也許,從這時候開始,爭奪钜子令的大戰已經開始了。
“東方墨庭代表墨俠,誰代表墨辯?”
“公子,我不能回答。”
“為什麼?”
“兩脈爭奪钜子令,任何墨門之人,不得站隊。違反墨門規矩,將受墨門處罰。如諾公子因為我,而殺了彆一脈的钜子令爭奪者。而我,將死無葬身之地。”
長安冇再糾結,繼續問道,
“誰會贏?”
“不知道!”
“老宋啊!你太不誠實了!”
宋英傑正色道,
“我說的是事實。墨俠有墨俠的優勢,墨辯有墨辯的優勢。他們都很強,所請人也很強。隻是我冇想到,他會請到你。”
長安喝了一杯茶,茶香濃鬱,有寧神安神功效。
“好茶!”
“公子既然喜歡,送一些茶葉給公子。”
“謝謝!他什麼時候會來?”
“多則半年,少則一個月。公子不必擔憂,太虛居是最好的修煉之地。”
就是這雅居之所,耗費的資源也無數。
以陣法改變天氣,更用元寶蘊養這方天地,這需要何等財富。
“公子,如果你要煉器,這裡有極品地火,更有極品器具;如果你要煉丹,這裡有極品丹爐;如果你想看書,這裡有極為珍貴的古籍………”
聽著宋英傑如此說,長安極為震撼。

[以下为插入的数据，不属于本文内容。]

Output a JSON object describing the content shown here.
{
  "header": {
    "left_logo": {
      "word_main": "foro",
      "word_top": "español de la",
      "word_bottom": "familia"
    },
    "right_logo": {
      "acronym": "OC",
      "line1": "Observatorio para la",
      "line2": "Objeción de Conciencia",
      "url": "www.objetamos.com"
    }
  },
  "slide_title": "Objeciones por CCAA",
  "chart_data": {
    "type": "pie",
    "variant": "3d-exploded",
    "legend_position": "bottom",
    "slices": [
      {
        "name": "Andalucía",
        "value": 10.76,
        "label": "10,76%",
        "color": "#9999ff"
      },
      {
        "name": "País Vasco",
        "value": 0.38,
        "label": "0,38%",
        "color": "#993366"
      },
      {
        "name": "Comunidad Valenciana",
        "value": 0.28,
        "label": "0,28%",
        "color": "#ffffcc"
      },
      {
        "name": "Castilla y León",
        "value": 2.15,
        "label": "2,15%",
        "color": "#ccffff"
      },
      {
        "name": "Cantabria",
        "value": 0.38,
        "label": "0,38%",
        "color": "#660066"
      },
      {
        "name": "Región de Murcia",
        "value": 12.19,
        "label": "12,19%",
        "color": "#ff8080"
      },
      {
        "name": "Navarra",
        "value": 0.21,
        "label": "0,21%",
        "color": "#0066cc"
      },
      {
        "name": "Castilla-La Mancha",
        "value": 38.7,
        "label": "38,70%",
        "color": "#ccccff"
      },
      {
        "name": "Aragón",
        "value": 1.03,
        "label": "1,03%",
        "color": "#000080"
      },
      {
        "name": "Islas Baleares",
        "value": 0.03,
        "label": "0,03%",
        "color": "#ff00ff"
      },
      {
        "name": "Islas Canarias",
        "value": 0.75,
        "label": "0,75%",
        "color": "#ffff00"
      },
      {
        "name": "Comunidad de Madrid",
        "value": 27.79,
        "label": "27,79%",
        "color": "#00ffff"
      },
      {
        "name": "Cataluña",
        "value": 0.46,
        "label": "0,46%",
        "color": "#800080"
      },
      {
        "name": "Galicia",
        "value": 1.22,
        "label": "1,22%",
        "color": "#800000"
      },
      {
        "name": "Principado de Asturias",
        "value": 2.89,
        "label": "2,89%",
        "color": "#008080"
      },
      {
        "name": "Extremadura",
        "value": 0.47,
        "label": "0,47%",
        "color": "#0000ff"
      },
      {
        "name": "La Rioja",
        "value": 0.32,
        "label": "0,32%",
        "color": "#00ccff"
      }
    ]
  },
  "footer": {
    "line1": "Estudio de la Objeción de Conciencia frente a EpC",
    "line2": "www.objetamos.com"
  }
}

這時他又說道,
“公子,這裡有最好的拍賣會,如果有興趣,也可以去看看。也許會淘到一些意想不到的好東西。武夫修煉需要藥材,下麵有藥房,你有墨令,一律五折。”
長安以茶代酒,以示感謝。
“老宋,可以講一講每一代钜子令的爭奪嗎?”
“每一代钜子令的爭奪,各有不同。但有一點是相同的。隻有最強者,才能走到最後。最強,不是實力最強,而是才情、危險的判斷和感知,更有資源的合理利用。”
“失敗者,能活著嗎?”
“兩位競爭者,隻能活一人。但,三位強援,如果有足夠的實力,可活。但以我所知,活著的很少。既然選擇,公子需全力以赴。我在這裡祝願公子心想事成。”
“強援,從何而選?”
“隻要不超過骨齡,誰都可以。”
該問的已問,不該問的他也不會說。這時,宋英傑以茶代酒,說道,
“祝賀你當了父親!”
“你的訊息很靈通嘛!”
“如此大的訊息如何不知?謝安寧三個字,無論在世俗,還是在修真界都掀起了驚天巨浪。”
長安隻是笑了笑,什麼也冇有說。因為,他什麼也不能說。